Bravo !!! First locally made Motorcycle in Nigeria...


While inaugurating the National Space Council, President Goodluck Jonathan charged it to track industrialisation and make Nigeria build motor vehicles, boats and aircraft at the earliest time. About the same time, the executive vice-chairman of the National Agency for Science and Engineering Infrastructure (NASENI), Dr Mohammed Sani Haruna, unveiled the first "100 per cent" made-in-Nigeria motorcycle named "NASENI M1". It was conceived, designed and manufactured using local materials by Nigerian engineers.

Manufacturing a motorcycle may not be rocket science or considered a landmark in other climes, but, in Nigeria with its comatose economy, decrepit manufacturing sector and untapped industrialisation potential, it is an avant-garde breakthrough. Indeed, NASENI has, from inception, not disappointed the nation; it is the nation that has been frustrating it. Many other research centres have been exploring the possibility of sourcing and conducting research locally for their ventures, but their papers have been left to gather dust in the archives. The result is that though Nigeria has the cutting edge in products with agricultural inputs, it currently exports its produce raw and still has to import finished products from other countries. Accordingly, one of the world's largest producers of crude oil imports almost all of its fuel needs usually from non-oil-producing nations.

We can encourage local entrepreneurs, save foreign exchange and advance our balance of trade. We can also provide employment to our army of unemployed youth and unleash the creative ingenuities of the people who desire to use their talents to change the economic landscape of the nation and better their own fortunes as well. If only we would invest in made-in-Nigeria goods and services!

What NASENI has done will reverse the trend that is fast becoming a major feature of our national life where everything foreign is seen as superior to local breeds. This is despite that the regulatory agencies in Nigeria have had to discard many of the imported items, after due process, as sub-standard and not of universally accepted touchstone. A made-in-Nigeria motorcycle, for instance, would have taken cognisance of our peculiar plumbic and rubric terrains and the tyres and absorbing mechanisms fortified to last longer. Let's hope it is a welcome relief in terms of cost and maintenance for the over 20 million Nigerians who today rely on motorcycle as a means of transportation and many who eke out a living riding okada across all the nooks and crannies of the country.

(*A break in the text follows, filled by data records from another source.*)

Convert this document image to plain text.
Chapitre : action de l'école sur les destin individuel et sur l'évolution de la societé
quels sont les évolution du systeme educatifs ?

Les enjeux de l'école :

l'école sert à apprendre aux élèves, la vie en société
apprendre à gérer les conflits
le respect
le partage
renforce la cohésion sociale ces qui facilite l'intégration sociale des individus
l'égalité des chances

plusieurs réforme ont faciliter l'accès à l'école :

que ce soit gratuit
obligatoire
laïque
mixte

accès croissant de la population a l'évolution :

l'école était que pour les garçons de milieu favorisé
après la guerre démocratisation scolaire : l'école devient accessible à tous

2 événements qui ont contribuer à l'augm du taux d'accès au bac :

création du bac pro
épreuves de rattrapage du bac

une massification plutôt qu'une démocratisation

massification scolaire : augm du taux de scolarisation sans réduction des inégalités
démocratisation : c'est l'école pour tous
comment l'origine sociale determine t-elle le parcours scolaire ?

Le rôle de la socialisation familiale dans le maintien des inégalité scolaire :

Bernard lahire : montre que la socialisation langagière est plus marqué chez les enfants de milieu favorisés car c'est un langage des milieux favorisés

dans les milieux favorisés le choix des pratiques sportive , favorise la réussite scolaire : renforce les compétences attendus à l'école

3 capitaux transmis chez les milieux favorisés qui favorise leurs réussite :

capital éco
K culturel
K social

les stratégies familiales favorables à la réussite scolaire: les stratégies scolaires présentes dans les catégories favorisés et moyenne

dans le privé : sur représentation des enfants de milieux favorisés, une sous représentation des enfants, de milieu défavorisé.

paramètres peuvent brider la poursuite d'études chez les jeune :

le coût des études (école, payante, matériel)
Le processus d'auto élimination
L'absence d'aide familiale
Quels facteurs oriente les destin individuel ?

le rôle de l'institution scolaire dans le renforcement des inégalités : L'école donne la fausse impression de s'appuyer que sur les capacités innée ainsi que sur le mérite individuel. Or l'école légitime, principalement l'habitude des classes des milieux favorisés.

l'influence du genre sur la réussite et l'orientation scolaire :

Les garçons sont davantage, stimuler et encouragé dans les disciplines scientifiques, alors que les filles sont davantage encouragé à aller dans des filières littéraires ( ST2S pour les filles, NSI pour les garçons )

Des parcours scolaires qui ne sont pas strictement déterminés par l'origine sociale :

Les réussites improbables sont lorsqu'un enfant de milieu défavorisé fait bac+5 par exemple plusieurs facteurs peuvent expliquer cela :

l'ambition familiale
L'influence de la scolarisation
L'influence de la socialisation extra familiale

NASENI has proved to be a productive agency. If it can truly meet local demand, a total ban on the importation of motorcycles will not be far away. Whatever the country can produce 100 per cent needs this kind of positive discrimination. The template already created to run successful plants for producing motorcycles is there in NASENI. Nigerian entrepreneurs and investors should take advantage of this profitable investment in manufacturing of the motorcycles. And if we are really desirous of achieving self-reliance and becoming economically independent, citizens should be encouraged to apply their ingenuities in productive capacities or real-time manufacturing to usher in the much-needed technology advancement.